Havia uma tênue luz amarelada saindo das frestas de uma das janelas.
Gabriel até pensou em desistir. Mas aí ficaria sem entrar para a turma e ainda correndo o risco de o chamarem de Gabriel, o medroso. Por isso, decidiu prosseguir. Não tinha outra saída: era entrar ou… entrar.
Mesmo com o coração batendo forte, Gabriel decidiu encarar. Tremendo, mas juntando os cacos de coragem, começou a dar os primeiros passos. Ainda olhou para trás para se certificar de que todos estavam atentos. Não estaria naquela situação se não fosse o fato de querer tanto fazer parte daquela turma.
Do lado de fora, já dava para ver a mangueira, que parecia uma sentinela sombria. Seus galhos retorcidos, cobertos de folhas densas, formavam sombras que dançavam no chão, dando a impressão de mãos prontas para agarrar o desavisado. Um silêncio estranho pairava ao redor, interrompido apenas pelo ocasional som surdo de uma manga que caía, como um presságio, ecoando no vazio.

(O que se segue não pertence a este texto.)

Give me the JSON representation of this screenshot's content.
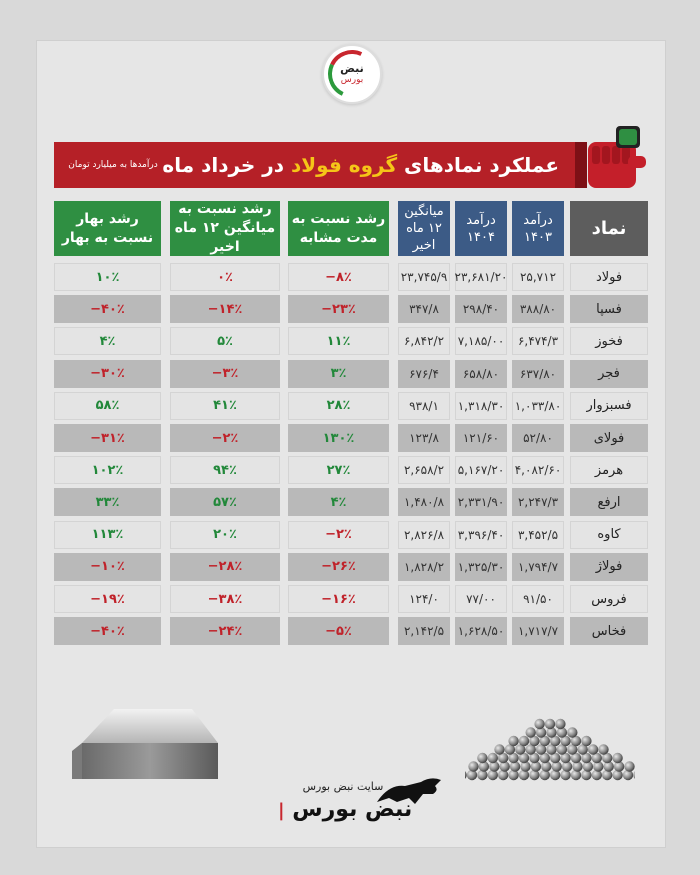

Apesar desse clima sinistro, Gabriel empurrou o portão, que rangeu mais alto do que mola de cama velha. O menino deu um passo tímido para dentro e… ouviu um latido tão alto e furioso que fez suas pernas tremerem tanto que pareciam pesar uma tonelada. Mas, mesmo assim, elas o obedeceram quando resolveu dar meia-volta e sair em disparada como se sua vida dependesse disso.
Chegou ofegante onde os meninos esperavam por ele.

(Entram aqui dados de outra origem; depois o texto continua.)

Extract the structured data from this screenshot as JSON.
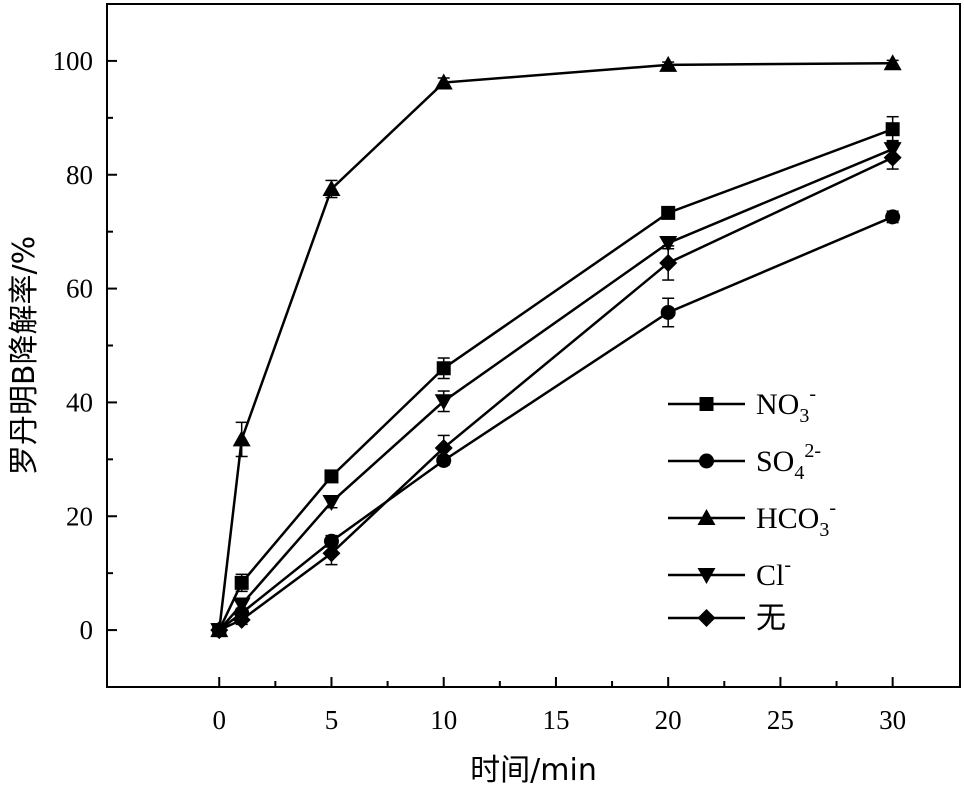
{
  "chart_data": {
    "type": "line",
    "xlabel": "时间/min",
    "ylabel": "罗丹明B降解率/%",
    "xlim": [
      -5,
      33
    ],
    "ylim": [
      -10,
      110
    ],
    "xticks": [
      0,
      5,
      10,
      15,
      20,
      25,
      30
    ],
    "xtick_labels": [
      "0",
      "5",
      "10",
      "15",
      "20",
      "25",
      "30"
    ],
    "yticks": [
      0,
      20,
      40,
      60,
      80,
      100
    ],
    "ytick_labels": [
      "0",
      "20",
      "40",
      "60",
      "80",
      "100"
    ],
    "x": [
      0,
      1,
      5,
      10,
      20,
      30
    ],
    "legend_position": "right",
    "series": [
      {
        "name": "NO3-",
        "label_base": "NO",
        "label_sub": "3",
        "label_sup": "-",
        "marker": "square",
        "values": [
          0,
          8.3,
          27.0,
          46.0,
          73.3,
          88.0
        ],
        "errors": [
          0,
          1.5,
          0.8,
          1.8,
          0.8,
          2.2
        ]
      },
      {
        "name": "SO42-",
        "label_base": "SO",
        "label_sub": "4",
        "label_sup": "2-",
        "marker": "circle",
        "values": [
          0,
          3.0,
          15.6,
          29.8,
          55.8,
          72.6
        ],
        "errors": [
          0,
          0.8,
          1.0,
          0.8,
          2.5,
          1.0
        ]
      },
      {
        "name": "HCO3-",
        "label_base": "HCO",
        "label_sub": "3",
        "label_sup": "-",
        "marker": "triangle-up",
        "values": [
          0,
          33.5,
          77.5,
          96.2,
          99.3,
          99.6
        ],
        "errors": [
          0,
          3.0,
          1.5,
          0.8,
          0.5,
          0.5
        ]
      },
      {
        "name": "Cl-",
        "label_base": "Cl",
        "label_sub": "",
        "label_sup": "-",
        "marker": "triangle-down",
        "values": [
          0,
          4.5,
          22.5,
          40.2,
          68.0,
          84.5
        ],
        "errors": [
          0,
          1.0,
          1.0,
          1.8,
          1.0,
          1.5
        ]
      },
      {
        "name": "无",
        "label_base": "无",
        "label_sub": "",
        "label_sup": "",
        "marker": "diamond",
        "values": [
          0,
          1.8,
          13.5,
          32.0,
          64.5,
          83.0
        ],
        "errors": [
          0,
          0.8,
          2.0,
          2.2,
          3.0,
          2.0
        ]
      }
    ]
  }
}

No mesmo instante, a turma caiu na gargalhada, e Caio, ainda rindo, falou:
— Relaxa, cara, o teste era só uma brincadeira!
Antes que Gabriel pudesse responder, Caio abriu o portão e apresentou o “temido” cachorro: um shih-tzu pequenininho, com o rabinho balançando e uma carinha de quem só sabia fazer barulho.
— Esse aqui é o Thor! Ele late muito, mas não morde ninguém — disse Caio, com um sorriso travesso.
A risada foi geral, e Caio colocou a mão no ombro de Gabriel:
— Você acha mesmo que a gente colocaria um colega em risco? Bem-vindo à turma! Aqui só entra quem tem o bom senso de saber quando não vale a pena se arriscar.
Gabriel riu junto com todos, aliviado e feliz por ter entrado para aquele grupo divertido e cheio de surpresas.